Хоуз решил, что лучше сменить тему, пока Ароновиц не начал пускать слюну. «Давайте попробуем составить расписание, хорошо? Может быть, это нам поможет.»
«Что вы имеете в виду?»
«Например, во сколько вы вернулись домой вчера вечером?»
«Шесть тридцать», - сказал Ароновиц.
«Вы проезжали мимо дома Гримма?»
«Конечно. Он совсем рядом, я каждый день прохожу мимо этого дома.»
«В то время всё казалось в порядке?»
«Кажется, всё в порядке.»
«Никто не затаился поблизости?»
«Никто. Погодите-ка, садовник поливал газон в доме Франклинов напротив. Но это их постоянный садовник, он бывает там, может быть, три-четыре раза в неделю. Я бы не считал это затаиванием, а вы? Вы бы видели, какая у них собака, большой дог, который выбегает из подъезда, как лев, и может одним махом разгрызть вам горло. Боже, какое чудовище!»
«Что вы делали потом? После того, как вернулись домой?»
«Я переоделся и выпил пару бокалов мартини перед ужином.»

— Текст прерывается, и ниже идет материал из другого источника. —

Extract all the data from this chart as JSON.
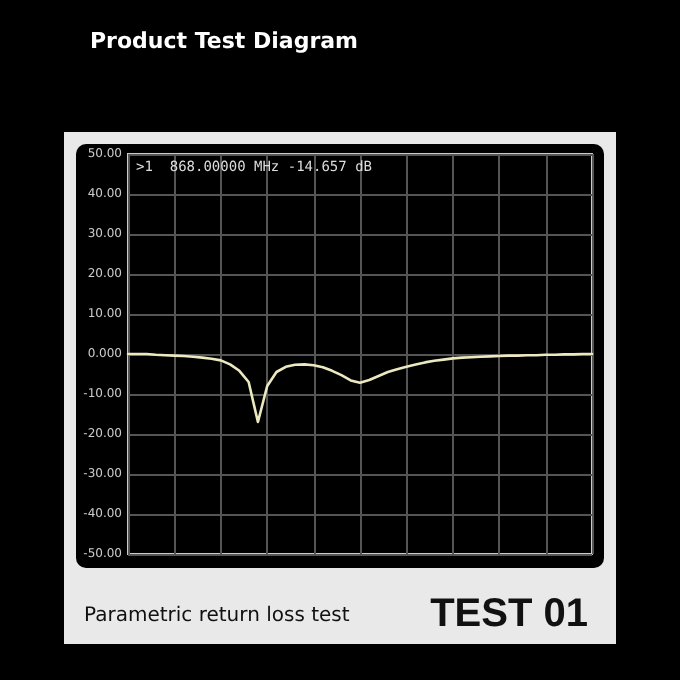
{
  "chart_data": {
    "type": "line",
    "title": "Product Test Diagram",
    "annotations": [
      ">1  868.00000 MHz -14.657 dB",
      "Parametric return loss test",
      "TEST 01"
    ],
    "categories": [
      null,
      null,
      null,
      null,
      null,
      null,
      null,
      null,
      null,
      null,
      null,
      null,
      null,
      null,
      null,
      null,
      null,
      null,
      null,
      null,
      null,
      null,
      null,
      null,
      null,
      null,
      null,
      null,
      null,
      null,
      null,
      null,
      null,
      null,
      null,
      null,
      null,
      null,
      null,
      null,
      null,
      null,
      null,
      null,
      null,
      null,
      null,
      null,
      null,
      null,
      null
    ],
    "series": [
      {
        "color": "#ece8c0",
        "values": [
          0,
          0,
          0,
          -0.2,
          -0.3,
          -0.4,
          -0.5,
          -0.7,
          -0.9,
          -1.2,
          -1.6,
          -2.6,
          -4.2,
          -7,
          -17,
          -8,
          -4.5,
          -3.2,
          -2.7,
          -2.6,
          -2.8,
          -3.3,
          -4.2,
          -5.3,
          -6.6,
          -7.2,
          -6.5,
          -5.5,
          -4.5,
          -3.8,
          -3.2,
          -2.6,
          -2.1,
          -1.7,
          -1.4,
          -1.1,
          -0.9,
          -0.8,
          -0.7,
          -0.6,
          -0.5,
          -0.4,
          -0.4,
          -0.3,
          -0.3,
          -0.2,
          -0.2,
          -0.1,
          -0.1,
          0,
          0
        ]
      }
    ],
    "ylim": [
      -50,
      50
    ],
    "yticks": [
      {
        "value": 50,
        "label": "50.00"
      },
      {
        "value": 40,
        "label": "40.00"
      },
      {
        "value": 30,
        "label": "30.00"
      },
      {
        "value": 20,
        "label": "20.00"
      },
      {
        "value": 10,
        "label": "10.00"
      },
      {
        "value": 0,
        "label": "0.000"
      },
      {
        "value": -10,
        "label": "-10.00"
      },
      {
        "value": -20,
        "label": "-20.00"
      },
      {
        "value": -30,
        "label": "-30.00"
      },
      {
        "value": -40,
        "label": "-40.00"
      },
      {
        "value": -50,
        "label": "-50.00"
      }
    ],
    "grid": true,
    "marker": "none",
    "line_style": "solid"
  }
}
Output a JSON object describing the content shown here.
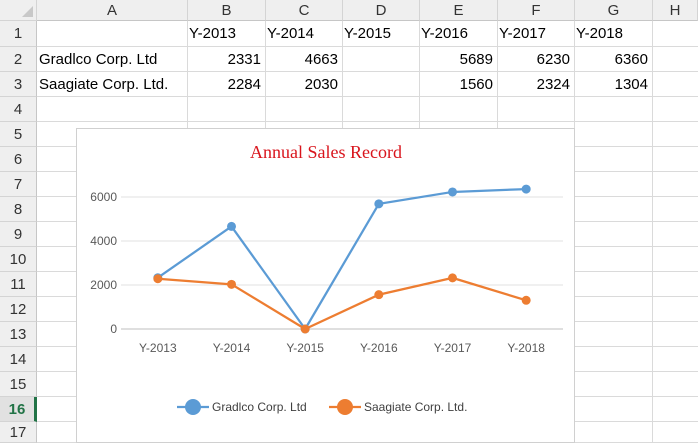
{
  "sheet": {
    "columns": [
      "A",
      "B",
      "C",
      "D",
      "E",
      "F",
      "G",
      "H"
    ],
    "rows": [
      "1",
      "2",
      "3",
      "4",
      "5",
      "6",
      "7",
      "8",
      "9",
      "10",
      "11",
      "12",
      "13",
      "14",
      "15",
      "16",
      "17"
    ],
    "active_row": "16",
    "cells": {
      "A1": "",
      "B1": "Y-2013",
      "C1": "Y-2014",
      "D1": "Y-2015",
      "E1": "Y-2016",
      "F1": "Y-2017",
      "G1": "Y-2018",
      "A2": "Gradlco Corp. Ltd",
      "B2": "2331",
      "C2": "4663",
      "D2": "",
      "E2": "5689",
      "F2": "6230",
      "G2": "6360",
      "A3": "Saagiate Corp. Ltd.",
      "B3": "2284",
      "C3": "2030",
      "D3": "",
      "E3": "1560",
      "F3": "2324",
      "G3": "1304"
    }
  },
  "chart_data": {
    "type": "line",
    "title": "Annual Sales Record",
    "categories": [
      "Y-2013",
      "Y-2014",
      "Y-2015",
      "Y-2016",
      "Y-2017",
      "Y-2018"
    ],
    "yticks": [
      "0",
      "2000",
      "4000",
      "6000"
    ],
    "ylim": [
      0,
      6000
    ],
    "grid": true,
    "legend": "bottom",
    "series": [
      {
        "name": "Gradlco Corp. Ltd",
        "color": "#5b9bd5",
        "values": [
          2331,
          4663,
          0,
          5689,
          6230,
          6360
        ]
      },
      {
        "name": "Saagiate Corp. Ltd.",
        "color": "#ed7d31",
        "values": [
          2284,
          2030,
          0,
          1560,
          2324,
          1304
        ]
      }
    ]
  }
}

«Вы женаты, мистер Ароновиц?»
«Четырнадцать лет на одной и той же женщине. Она тоже ненавидит собак.»
«Она слышала что-нибудь необычное прошлой ночью?»
«Нет. По крайней мере, она ни о чём таком не говорила.»
«Хорошо, вы ужинали в… в котором часу?»
«Около семи-тридцати, восьми часов.»
«И что дальше?»
«Мы вышли на улицу, сели на террасе, выпили бренди и послушали музыку.»
«До какого времени?»
«Десяти часов.»
«Никаких странных звуков снаружи?»
«Нет.»
«Что вы дальше делали?»
«В общем…», - сказал Ароновиц и пожал плечами.
«Да?»
«Ну… это что-то личное.» Он заколебался, посмотрел на свои сложенные руки и робко сказал: «Мы занимались любовью.»
«Хорошо», - сказал Хоуз.
«Мы ничего не слышали, пока занимались любовью», - сказал Ароновиц.
«Хорошо», - сказал Хоуз.
«После этого мы пошли наверх. Я готовился ко сну, когда случайно выглянул в окно. В окнах дома Гримма горел свет, а дом был охвачен пламенем.»
«Другими словами, между тем, как вы вернулись домой, и тем, как вы легли в постель, ничего необычного не произошло.»
«Ну, м-да…», - сказал Ароновиц.
«Что?», - сказал Хоуз, наклонившись вперёд.
«Мы занимались любовью на террасе. Это необычно. Обычно мы делаем это наверху, в спальне.»
«Да, но кроме этого…»
«Ничего.»
«Мистер Ароновиц, вы случайно не заглядывали в дом Гримма до того, как заметили пожар?»
«Думаю, да. Мы были на террасе, а терраса выходит на дом Гримма, так что, думаю, мы иногда смотрели на него. А что?»
«Это было после ужина, я прав? Вы были на террасе примерно до десяти часов…»
«Ну, даже позже», - сказал Ароновиц. «Мы слушали музыку до десяти часов, но после этого…»
«Да, я понимаю. Я пытаюсь выяснить, был ли в доме Гримма свет?»
«Свет? Вы имеете в виду…»
«Когда-нибудь ночью вы замечали свет в доме Гримма?»
«Ну… нет. Думаю, нет. Думаю, в доме было темно.»
«Но свет был включен, когда вы заметили огонь.»
«Да», - сказал Ароновиц и нахмурился.
«Спасибо», - сказал Хоуз.
«Я не понимаю», - сказал Ароновиц. «Зачем кому-то включать свет, если он собирается устроить пожар?»